Epoch 3 and the Glorious Future: Towards a More Open AI?

Over the past few years, the ecosystem has slowly become more open, with community-driven Eleuther leading the charge on training data with PILE, and other research labs offering more pre-trained models with weights, e.g. Google's BERT, T5 and HuggingFace Transformers natural language models.

Earlier this year, the world took a collective gasp at OpenAI's DALLE2, Google Imagen and Midjourney image generators, to the tune of 1M people participating in Midjourney's discord community. Over the past few weeks, Stable Diffusion, an impressive image generation model in the same vein, designed and efficiently trained by new startup Stability AI and its collaborators, has taken the internet by storm.
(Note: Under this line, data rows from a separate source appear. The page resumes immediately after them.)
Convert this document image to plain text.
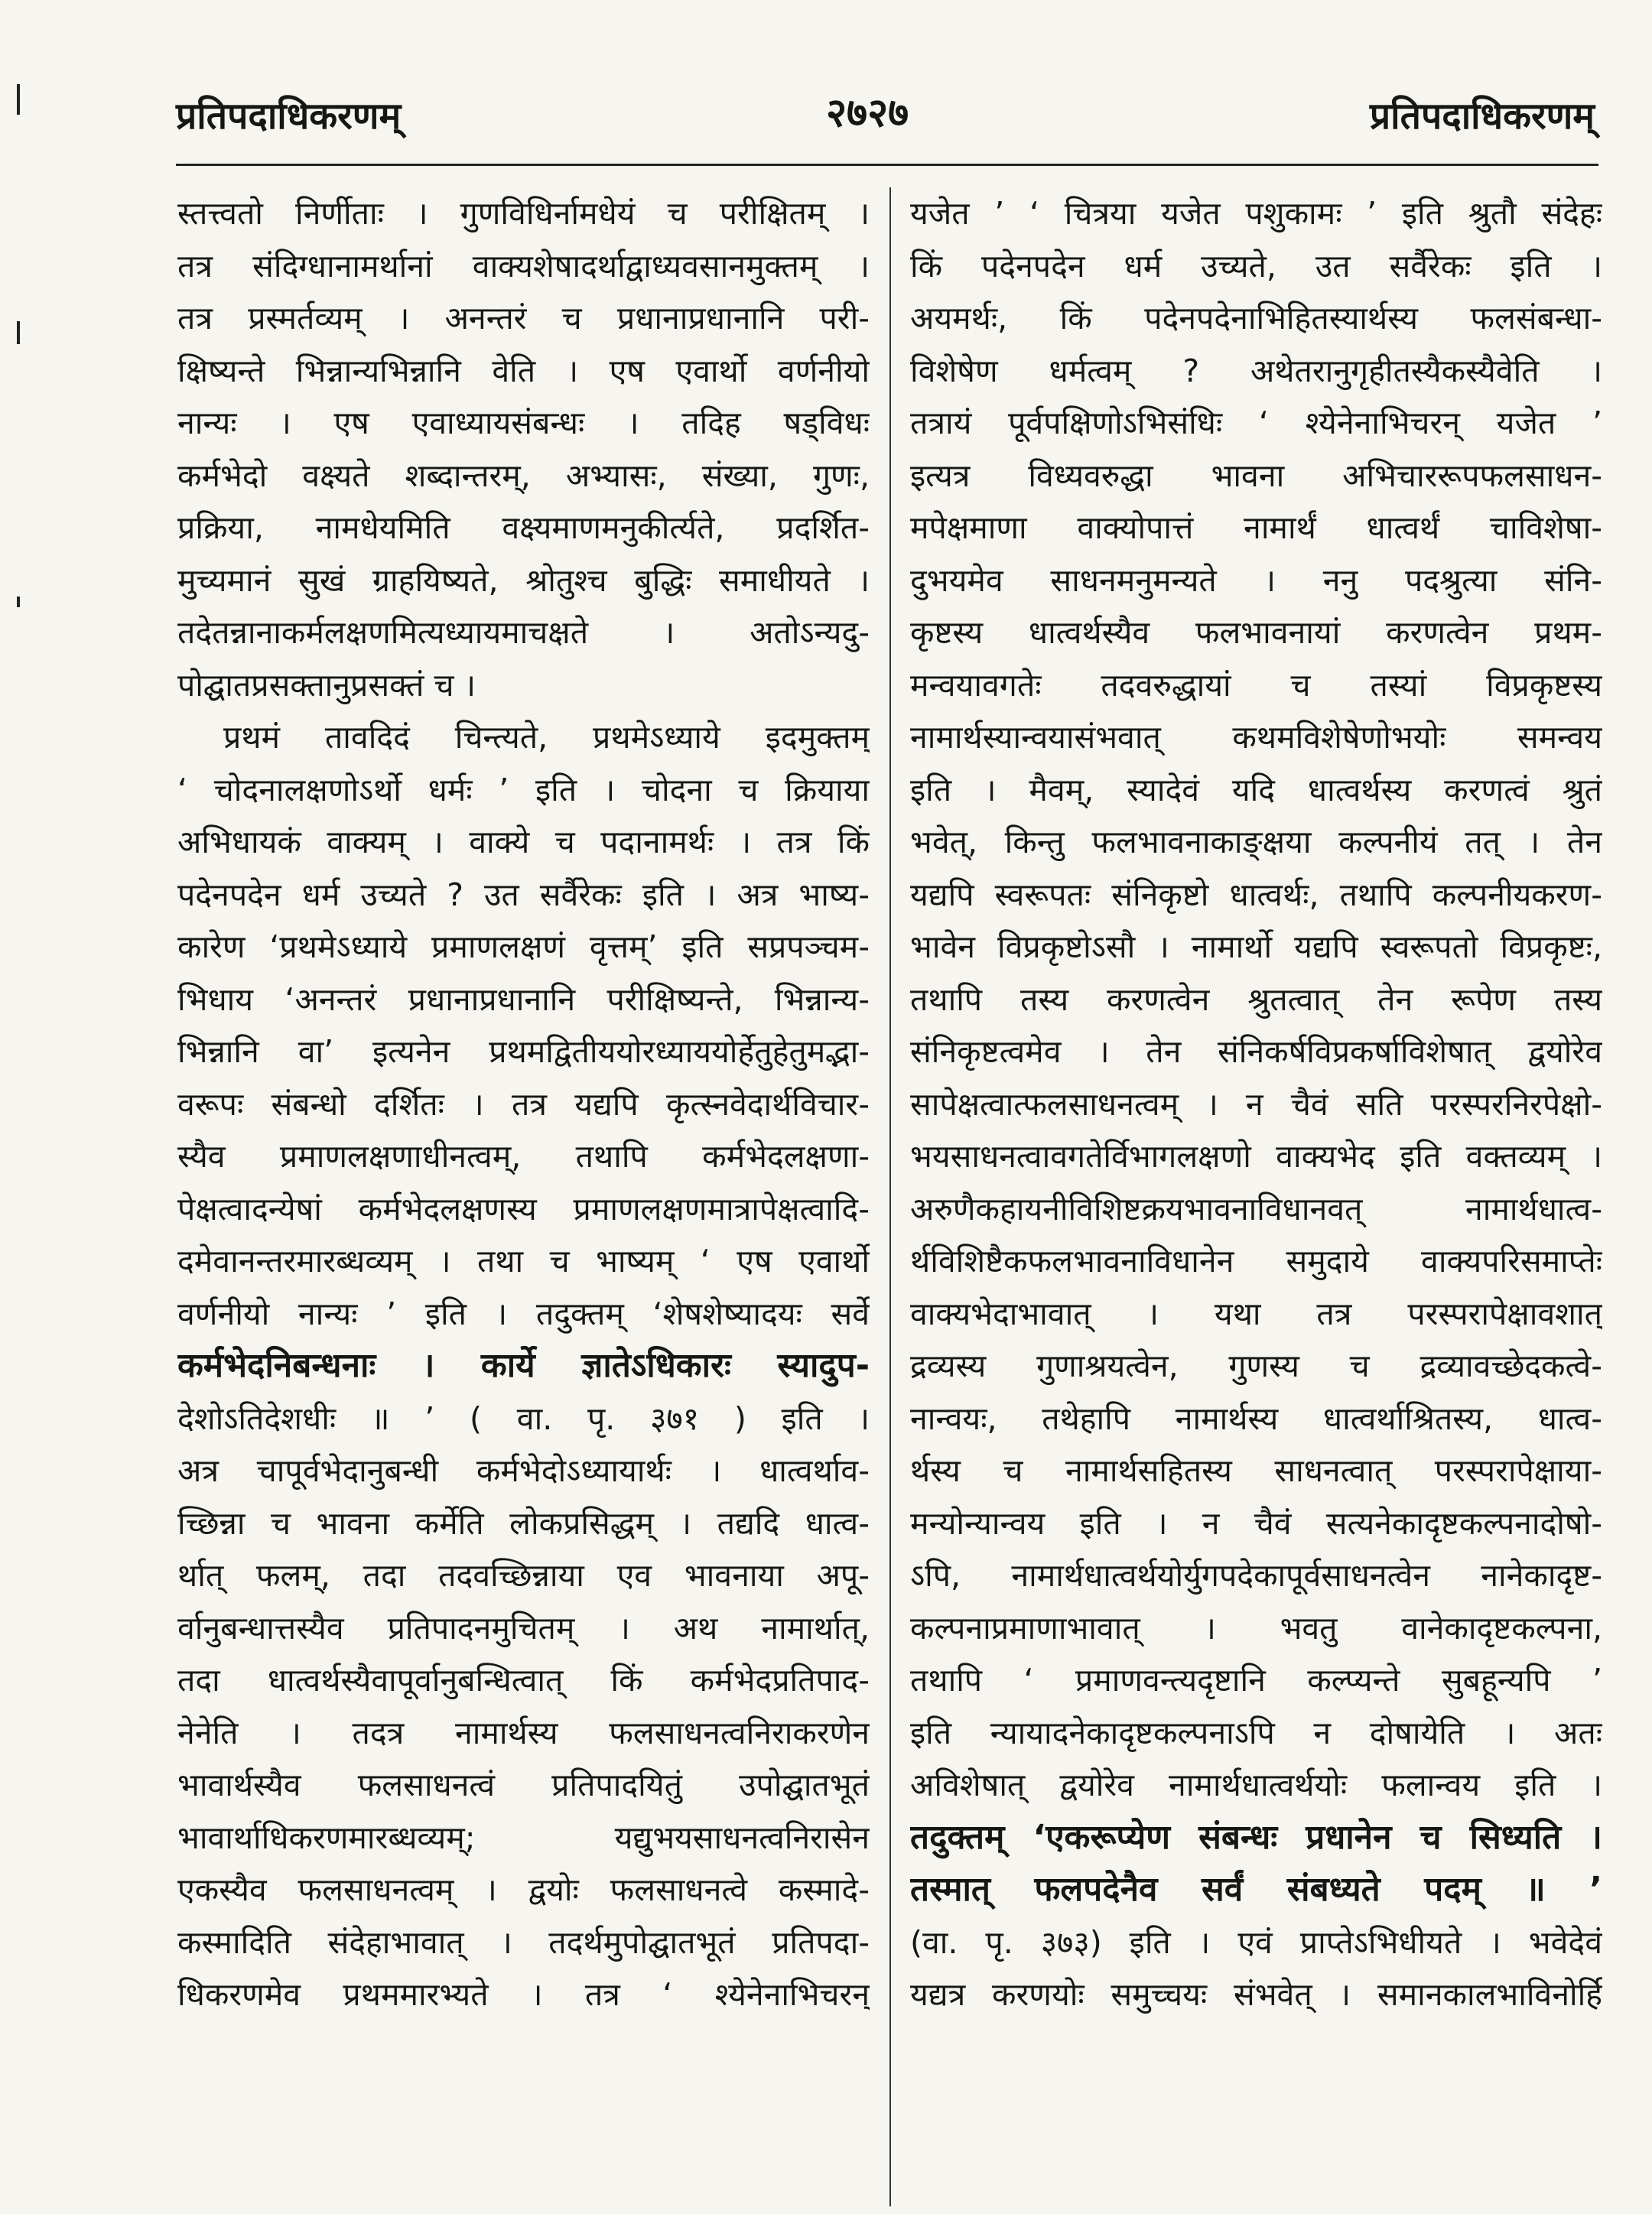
प्रतिपदाधिकरणम्	२७२७	प्रतिपदाधिकरणम्
स्तत्त्वतो निर्णीताः । गुणविधिर्नामधेयं च परीक्षितम् ।
तत्र संदिग्धानामर्थानां वाक्यशेषादर्थाद्वाध्यवसानमुक्तम् ।
तत्र प्रस्मर्तव्यम् । अनन्तरं च प्रधानाप्रधानानि परी-
क्षिष्यन्ते भिन्नान्यभिन्नानि वेति । एष एवार्थो वर्णनीयो
नान्यः । एष एवाध्यायसंबन्धः । तदिह षड्विधः
कर्मभेदो वक्ष्यते शब्दान्तरम्, अभ्यासः, संख्या, गुणः,
प्रक्रिया, नामधेयमिति वक्ष्यमाणमनुकीर्त्यते, प्रदर्शित-
मुच्यमानं सुखं ग्राहयिष्यते, श्रोतुश्च बुद्धिः समाधीयते ।
तदेतन्नानाकर्मलक्षणमित्यध्यायमाचक्षते । अतोऽन्यदु-
पोद्घातप्रसक्तानुप्रसक्तं च ।
प्रथमं तावदिदं चिन्त्यते, प्रथमेऽध्याये इदमुक्तम्
‘ चोदनालक्षणोऽर्थो धर्मः ’ इति । चोदना च क्रियाया
अभिधायकं वाक्यम् । वाक्ये च पदानामर्थः । तत्र किं
पदेनपदेन धर्म उच्यते ? उत सर्वैरेकः इति । अत्र भाष्य-
कारेण ‘प्रथमेऽध्याये प्रमाणलक्षणं वृत्तम्’ इति सप्रपञ्चम-
भिधाय ‘अनन्तरं प्रधानाप्रधानानि परीक्षिष्यन्ते, भिन्नान्य-
भिन्नानि वा’ इत्यनेन प्रथमद्वितीययोरध्याययोर्हेतुहेतुमद्भा-
वरूपः संबन्धो दर्शितः । तत्र यद्यपि कृत्स्नवेदार्थविचार-
स्यैव प्रमाणलक्षणाधीनत्वम्, तथापि कर्मभेदलक्षणा-
पेक्षत्वादन्येषां कर्मभेदलक्षणस्य प्रमाणलक्षणमात्रापेक्षत्वादि-
दमेवानन्तरमारब्धव्यम् । तथा च भाष्यम् ‘ एष एवार्थो
वर्णनीयो नान्यः ’ इति । तदुक्तम् ‘शेषशेष्यादयः सर्वे
कर्मभेदनिबन्धनाः । कार्ये ज्ञातेऽधिकारः स्यादुप-
देशोऽतिदेशधीः ॥ ’ ( वा. पृ. ३७१ ) इति ।
अत्र चापूर्वभेदानुबन्धी कर्मभेदोऽध्यायार्थः । धात्वर्थाव-
च्छिन्ना च भावना कर्मेति लोकप्रसिद्धम् । तद्यदि धात्व-
र्थात् फलम्, तदा तदवच्छिन्नाया एव भावनाया अपू-
र्वानुबन्धात्तस्यैव प्रतिपादनमुचितम् । अथ नामार्थात्,
तदा धात्वर्थस्यैवापूर्वानुबन्धित्वात् किं कर्मभेदप्रतिपाद-
नेनेति । तदत्र नामार्थस्य फलसाधनत्वनिराकरणेन
भावार्थस्यैव फलसाधनत्वं प्रतिपादयितुं उपोद्घातभूतं
भावार्थाधिकरणमारब्धव्यम्; यद्युभयसाधनत्वनिरासेन
एकस्यैव फलसाधनत्वम् । द्वयोः फलसाधनत्वे कस्मादे-
कस्मादिति संदेहाभावात् । तदर्थमुपोद्घातभूतं प्रतिपदा-
धिकरणमेव प्रथममारभ्यते । तत्र ‘ श्येनेनाभिचरन्
यजेत ’ ‘ चित्रया यजेत पशुकामः ’ इति श्रुतौ संदेहः
किं पदेनपदेन धर्म उच्यते, उत सर्वैरेकः इति ।
अयमर्थः, किं पदेनपदेनाभिहितस्यार्थस्य फलसंबन्धा-
विशेषेण धर्मत्वम् ? अथेतरानुगृहीतस्यैकस्यैवेति ।
तत्रायं पूर्वपक्षिणोऽभिसंधिः ‘ श्येनेनाभिचरन् यजेत ’
इत्यत्र विध्यवरुद्धा भावना अभिचाररूपफलसाधन-
मपेक्षमाणा वाक्योपात्तं नामार्थं धात्वर्थं चाविशेषा-
दुभयमेव साधनमनुमन्यते । ननु पदश्रुत्या संनि-
कृष्टस्य धात्वर्थस्यैव फलभावनायां करणत्वेन प्रथम-
मन्वयावगतेः तदवरुद्धायां च तस्यां विप्रकृष्टस्य
नामार्थस्यान्वयासंभवात् कथमविशेषेणोभयोः समन्वय
इति । मैवम्, स्यादेवं यदि धात्वर्थस्य करणत्वं श्रुतं
भवेत्, किन्तु फलभावनाकाङ्क्षया कल्पनीयं तत् । तेन
यद्यपि स्वरूपतः संनिकृष्टो धात्वर्थः, तथापि कल्पनीयकरण-
भावेन विप्रकृष्टोऽसौ । नामार्थो यद्यपि स्वरूपतो विप्रकृष्टः,
तथापि तस्य करणत्वेन श्रुतत्वात् तेन रूपेण तस्य
संनिकृष्टत्वमेव । तेन संनिकर्षविप्रकर्षाविशेषात् द्वयोरेव
सापेक्षत्वात्फलसाधनत्वम् । न चैवं सति परस्परनिरपेक्षो-
भयसाधनत्वावगतेर्विभागलक्षणो वाक्यभेद इति वक्तव्यम् ।
अरुणैकहायनीविशिष्टक्रयभावनाविधानवत् नामार्थधात्व-
र्थविशिष्टैकफलभावनाविधानेन समुदाये वाक्यपरिसमाप्तेः
वाक्यभेदाभावात् । यथा तत्र परस्परापेक्षावशात्
द्रव्यस्य गुणाश्रयत्वेन, गुणस्य च द्रव्यावच्छेदकत्वे-
नान्वयः, तथेहापि नामार्थस्य धात्वर्थाश्रितस्य, धात्व-
र्थस्य च नामार्थसहितस्य साधनत्वात् परस्परापेक्षाया-
मन्योन्यान्वय इति । न चैवं सत्यनेकादृष्टकल्पनादोषो-
ऽपि, नामार्थधात्वर्थयोर्युगपदेकापूर्वसाधनत्वेन नानेकादृष्ट-
कल्पनाप्रमाणाभावात् । भवतु वानेकादृष्टकल्पना,
तथापि ‘ प्रमाणवन्त्यदृष्टानि कल्प्यन्ते सुबहून्यपि ’
इति न्यायादनेकादृष्टकल्पनाऽपि न दोषायेति । अतः
अविशेषात् द्वयोरेव नामार्थधात्वर्थयोः फलान्वय इति ।
तदुक्तम् ‘एकरूप्येण संबन्धः प्रधानेन च सिध्यति ।
तस्मात् फलपदेनैव सर्वं संबध्यते पदम् ॥ ’
(वा. पृ. ३७३) इति । एवं प्राप्तेऽभिधीयते । भवेदेवं
यद्यत्र करणयोः समुच्चयः संभवेत् । समानकालभाविनोर्हि
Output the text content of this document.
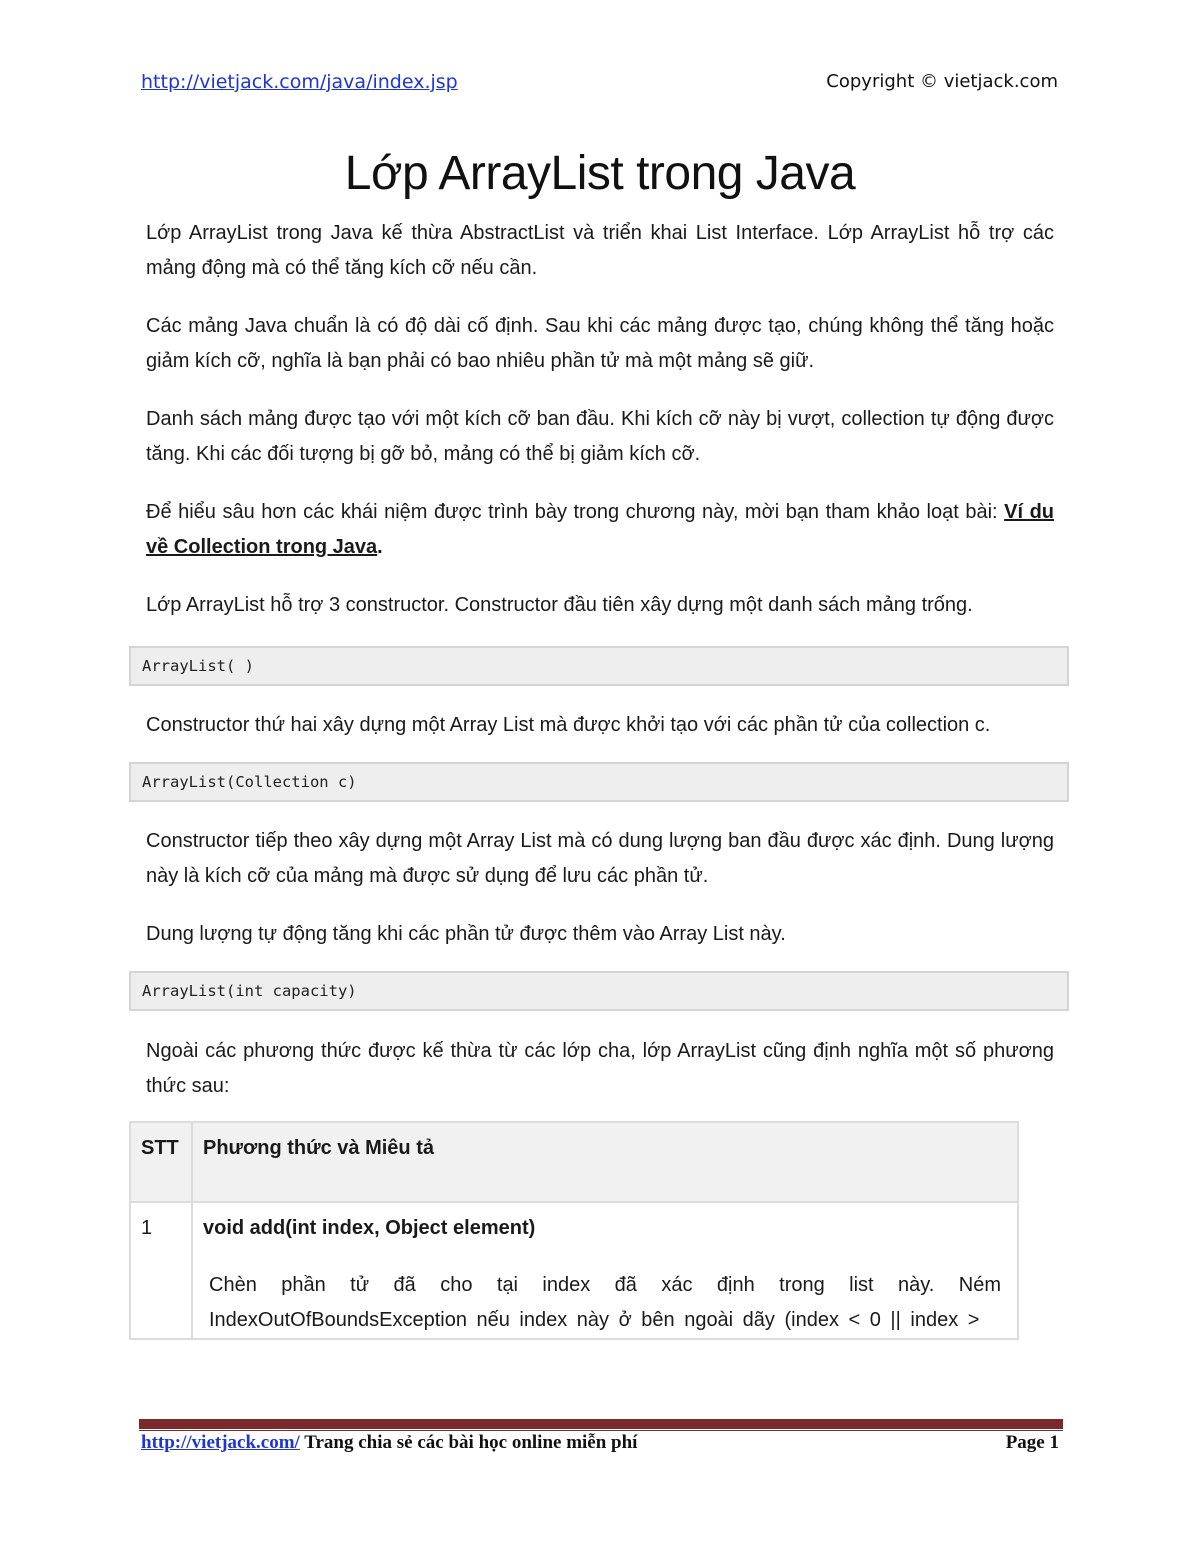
http://vietjack.com/java/index.jsp	Copyright © vietjack.com
Lớp ArrayList trong Java

Lớp ArrayList trong Java kế thừa AbstractList và triển khai List Interface. Lớp ArrayList hỗ trợ các mảng động mà có thể tăng kích cỡ nếu cần.

Các mảng Java chuẩn là có độ dài cố định. Sau khi các mảng được tạo, chúng không thể tăng hoặc giảm kích cỡ, nghĩa là bạn phải có bao nhiêu phần tử mà một mảng sẽ giữ.

Danh sách mảng được tạo với một kích cỡ ban đầu. Khi kích cỡ này bị vượt, collection tự động được tăng. Khi các đối tượng bị gỡ bỏ, mảng có thể bị giảm kích cỡ.

Để hiểu sâu hơn các khái niệm được trình bày trong chương này, mời bạn tham khảo loạt bài: Ví du về Collection trong Java.

Lớp ArrayList hỗ trợ 3 constructor. Constructor đầu tiên xây dựng một danh sách mảng trống.

ArrayList( )

Constructor thứ hai xây dựng một Array List mà được khởi tạo với các phần tử của collection c.

ArrayList(Collection c)

Constructor tiếp theo xây dựng một Array List mà có dung lượng ban đầu được xác định. Dung lượng này là kích cỡ của mảng mà được sử dụng để lưu các phần tử.

Dung lượng tự động tăng khi các phần tử được thêm vào Array List này.

ArrayList(int capacity)

Ngoài các phương thức được kế thừa từ các lớp cha, lớp ArrayList cũng định nghĩa một số phương thức sau:

STT	Phương thức và Miêu tả
1	void add(int index, Object element)
Chèn phần tử đã cho tại index đã xác định trong list này. Ném IndexOutOfBoundsException nếu index này ở bên ngoài dãy (index < 0 || index >
http://vietjack.com/ Trang chia sẻ các bài học online miễn phí	Page 1
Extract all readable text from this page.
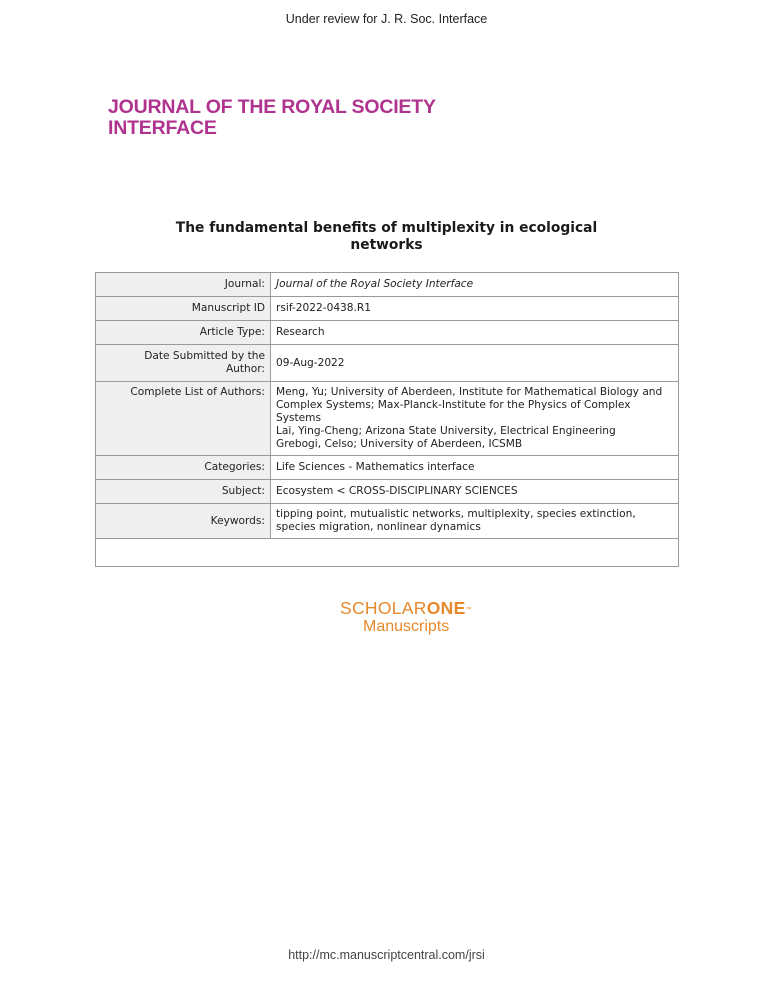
Under review for J. R. Soc. Interface
JOURNAL OF THE ROYAL SOCIETY
INTERFACE
The fundamental benefits of multiplexity in ecological
networks
Journal:	Journal of the Royal Society Interface
Manuscript ID	rsif-2022-0438.R1
Article Type:	Research

Date Submitted by the
Author:	09-Aug-2022
Complete List of Authors:	Meng, Yu; University of Aberdeen, Institute for Mathematical Biology and
Complex Systems; Max-Planck-Institute for the Physics of Complex
Systems
Lai, Ying-Cheng; Arizona State University, Electrical Engineering
Grebogi, Celso; University of Aberdeen, ICSMB

Categories:	Life Sciences - Mathematics interface
Subject:	Ecosystem < CROSS-DISCIPLINARY SCIENCES
Keywords:	tipping point, mutualistic networks, multiplexity, species extinction,
species migration, nonlinear dynamics

SCHOLARONE™
Manuscripts
http://mc.manuscriptcentral.com/jrsi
It is small enough to run locally on a laptop with a decent GPU, and it is fully open-source. Excitingly, Stability has committed to open models for more modalities.

Until now, the ability to leverage these foundation models was largely limited to a small handful of compute, data, and researcher-rich organizations. The chessboard is changing, and we should expect many more companies to harness intelligence in their products. A couple of initial predictions (really, startup requests!):

  • We will see the social and content landscapes completely reformed: why shouldn't we play video games with characters of our imagining, go through our day with personalized soundtracks, read books designed to titillate us, and have imagery automatically accompany every story we tell our friends? Our creative tools will use models to both bootstrap and "scale" assets.
  • We will have ambient assistants for every function: selling to customers, writing PRDs, writing code, running a Shopify operation, helping you grasp a new subject, and coaching you to avoid sticking your foot in your mouth when you speak with your boss. We will progress from "autocomplete" and utilities to remote digital employees.
  • New markets for software will open up if the cost of building software decreases by an order of magnitude. Is the future "no-code" or is it generated code?
  • Companies will be formed that become factories for harvesting the new knowledge these models create. If we extrapolate from solving protein folding to having reliable, virtual models of human cells, how does that reshape what a biotech startup looks like?

Community is a powerful force, and the engineering and research communities clearly want cutting-edge AI to be accessible. While AGI remains the goal of a privileged few organizations, in the meantime, let a million intelligent applications bloom. It's about to become a free-for-all in terms of harnessing AI.